Dopo la scelta italiana di rinunciare al nucleare, a causa delle sanzioni verso la Russia, il governo di Putin ha deciso di modificare il progetto del gasdotto South-Stream (che nei piani dell'allora governo Berlusconi avrebbe dovuto raggiungere l'Italia), deviandolo verso la Turchia. Nel contempo, con il voltafaccia alla Libia, il nostro governo è riuscito nell'impresa unica nella storia di bombardare il proprio primo partner commerciale, strategico soprattutto per quanto riguarda le fonti energetiche.
L'ITALIA si ritrova così ad avere un costo dell'energia altissimo; acciaierie come l'Ilva, che producono la materia prima, sono a rischio di chiusura con la spettrale conseguenza di importare materia prima dall'estero, perdendo sovranità e rimettendoci economicamente; stabilimenti come Piombino e Terni vengono svenduti e controllati da gruppi privati stranieri. Questi macro-cataclismi si abbattono su aziende medio-grandi come la Stefana di Brescia, che, oltre ai problemi interni che già possono registrare, si ritrovano fardelli di questo tipo a impedire una nuova ripresa della produzione.
Come FORZA NUOVA, consapevoli di trattare un argomento difficile e di grossa portata, proponiamo un'idea nuova di gestione delle aziende, che sia corporativa e compartecipativa, quindi né a monopolio sindacale, né completamente privato; ad esempio, l'idea tedesca per cui i lavoratori eleggono autonomamente alcuni rappresentanti, con voce in capitolo nel Consiglio di Amministrazione, andrebbe presa in seria considerazione anche qui. In una visione più generale, sosteniamo invece un'idea di autarchia e protezionismo europeo, che permetta anche ai governi di intervenire nell'economia e finanziare le proprie aziende in difficoltà, come, senza tante storie, avviene nei liberalissimi USA.
Nel caso specifico, constatato un fallimento palese e gravissimo della gestione aziendale della STEFANA, proporremmo un risanamento della fabbrica che preveda la socializzazione la compartecipazione dei lavoratori, i quali, se fossero d'accordo nella stragrande maggioranza, diventerebbero essi stessi azionisti dell'azienda, beneficiando in maniera reale degli utili e delegando a tecnici specializzati la gestione della stessa.
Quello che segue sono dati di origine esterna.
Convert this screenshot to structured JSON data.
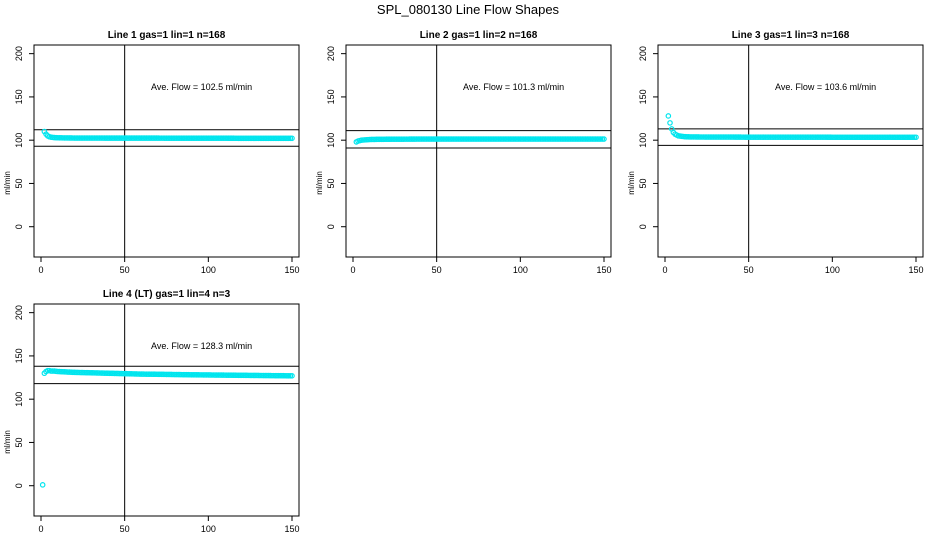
{
  "page_title": "SPL_080130  Line Flow Shapes",
  "point_color": "#00e5ee",
  "chart_data": [
    {
      "type": "scatter",
      "title": "Line 1 gas=1 lin=1 n=168",
      "ylabel": "ml/min",
      "xlabel": "",
      "xlim": [
        0,
        150
      ],
      "ylim": [
        -35,
        210
      ],
      "x_ticks": [
        "0",
        "50",
        "100",
        "150"
      ],
      "y_ticks": [
        "0",
        "50",
        "100",
        "150",
        "200"
      ],
      "annotation": "Ave. Flow =  102.5  ml/min",
      "hlines": [
        112,
        93
      ],
      "vline": 50,
      "series": [
        {
          "x": [
            2,
            3,
            4,
            5,
            6,
            8,
            10,
            15,
            20,
            30,
            40,
            50,
            60,
            70,
            80,
            90,
            100,
            110,
            120,
            130,
            140,
            150
          ],
          "y": [
            110,
            107,
            105,
            104,
            103.5,
            103,
            102.8,
            102.6,
            102.5,
            102.5,
            102.4,
            102.4,
            102.4,
            102.4,
            102.3,
            102.3,
            102.3,
            102.3,
            102.2,
            102.2,
            102.2,
            102.2
          ]
        }
      ]
    },
    {
      "type": "scatter",
      "title": "Line 2 gas=1 lin=2 n=168",
      "ylabel": "ml/min",
      "xlabel": "",
      "xlim": [
        0,
        150
      ],
      "ylim": [
        -35,
        210
      ],
      "x_ticks": [
        "0",
        "50",
        "100",
        "150"
      ],
      "y_ticks": [
        "0",
        "50",
        "100",
        "150",
        "200"
      ],
      "annotation": "Ave. Flow =  101.3  ml/min",
      "hlines": [
        111,
        91
      ],
      "vline": 50,
      "series": [
        {
          "x": [
            2,
            3,
            4,
            5,
            6,
            8,
            10,
            15,
            20,
            30,
            40,
            50,
            60,
            70,
            80,
            90,
            100,
            110,
            120,
            130,
            140,
            150
          ],
          "y": [
            98,
            99,
            99.5,
            100,
            100.2,
            100.5,
            100.8,
            101,
            101.1,
            101.2,
            101.3,
            101.3,
            101.3,
            101.3,
            101.3,
            101.3,
            101.3,
            101.3,
            101.3,
            101.3,
            101.3,
            101.3
          ]
        }
      ]
    },
    {
      "type": "scatter",
      "title": "Line 3 gas=1 lin=3 n=168",
      "ylabel": "ml/min",
      "xlabel": "",
      "xlim": [
        0,
        150
      ],
      "ylim": [
        -35,
        210
      ],
      "x_ticks": [
        "0",
        "50",
        "100",
        "150"
      ],
      "y_ticks": [
        "0",
        "50",
        "100",
        "150",
        "200"
      ],
      "annotation": "Ave. Flow =  103.6  ml/min",
      "hlines": [
        113,
        94
      ],
      "vline": 50,
      "series": [
        {
          "x": [
            2,
            3,
            4,
            5,
            6,
            7,
            8,
            10,
            12,
            15,
            20,
            30,
            40,
            50,
            60,
            70,
            80,
            90,
            100,
            110,
            120,
            130,
            140,
            150
          ],
          "y": [
            128,
            120,
            113,
            109,
            107,
            106,
            105,
            104.5,
            104,
            103.8,
            103.7,
            103.6,
            103.6,
            103.5,
            103.5,
            103.5,
            103.5,
            103.5,
            103.4,
            103.4,
            103.4,
            103.4,
            103.4,
            103.4
          ]
        }
      ]
    },
    {
      "type": "scatter",
      "title": "Line 4 (LT) gas=1 lin=4 n=3",
      "ylabel": "ml/min",
      "xlabel": "",
      "xlim": [
        0,
        150
      ],
      "ylim": [
        -35,
        210
      ],
      "x_ticks": [
        "0",
        "50",
        "100",
        "150"
      ],
      "y_ticks": [
        "0",
        "50",
        "100",
        "150",
        "200"
      ],
      "annotation": "Ave. Flow =  128.3  ml/min",
      "hlines": [
        138,
        118
      ],
      "vline": 50,
      "series": [
        {
          "x": [
            1,
            2,
            3,
            4,
            5,
            6,
            8,
            10,
            15,
            20,
            30,
            40,
            50,
            60,
            70,
            80,
            90,
            100,
            110,
            120,
            130,
            140,
            145,
            150
          ],
          "y": [
            1,
            130,
            132,
            133,
            133,
            132.5,
            132.5,
            132,
            131.5,
            131,
            130.5,
            130,
            129.5,
            129,
            128.8,
            128.5,
            128.2,
            128,
            127.8,
            127.6,
            127.4,
            127.2,
            127.1,
            127
          ]
        }
      ]
    }
  ]
}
Niente più lotta tra "sfruttati" e "padroni", niente più privati e multinazionali straniere che giocano con la vita di centinaia o migliaia di famiglie. Utopia? Neanche troppo. Di certo, davanti a disastri economici come questi, che diventeranno inevitabilmente catastrofi sociali, non resteremo ad assistere con le mani in mano.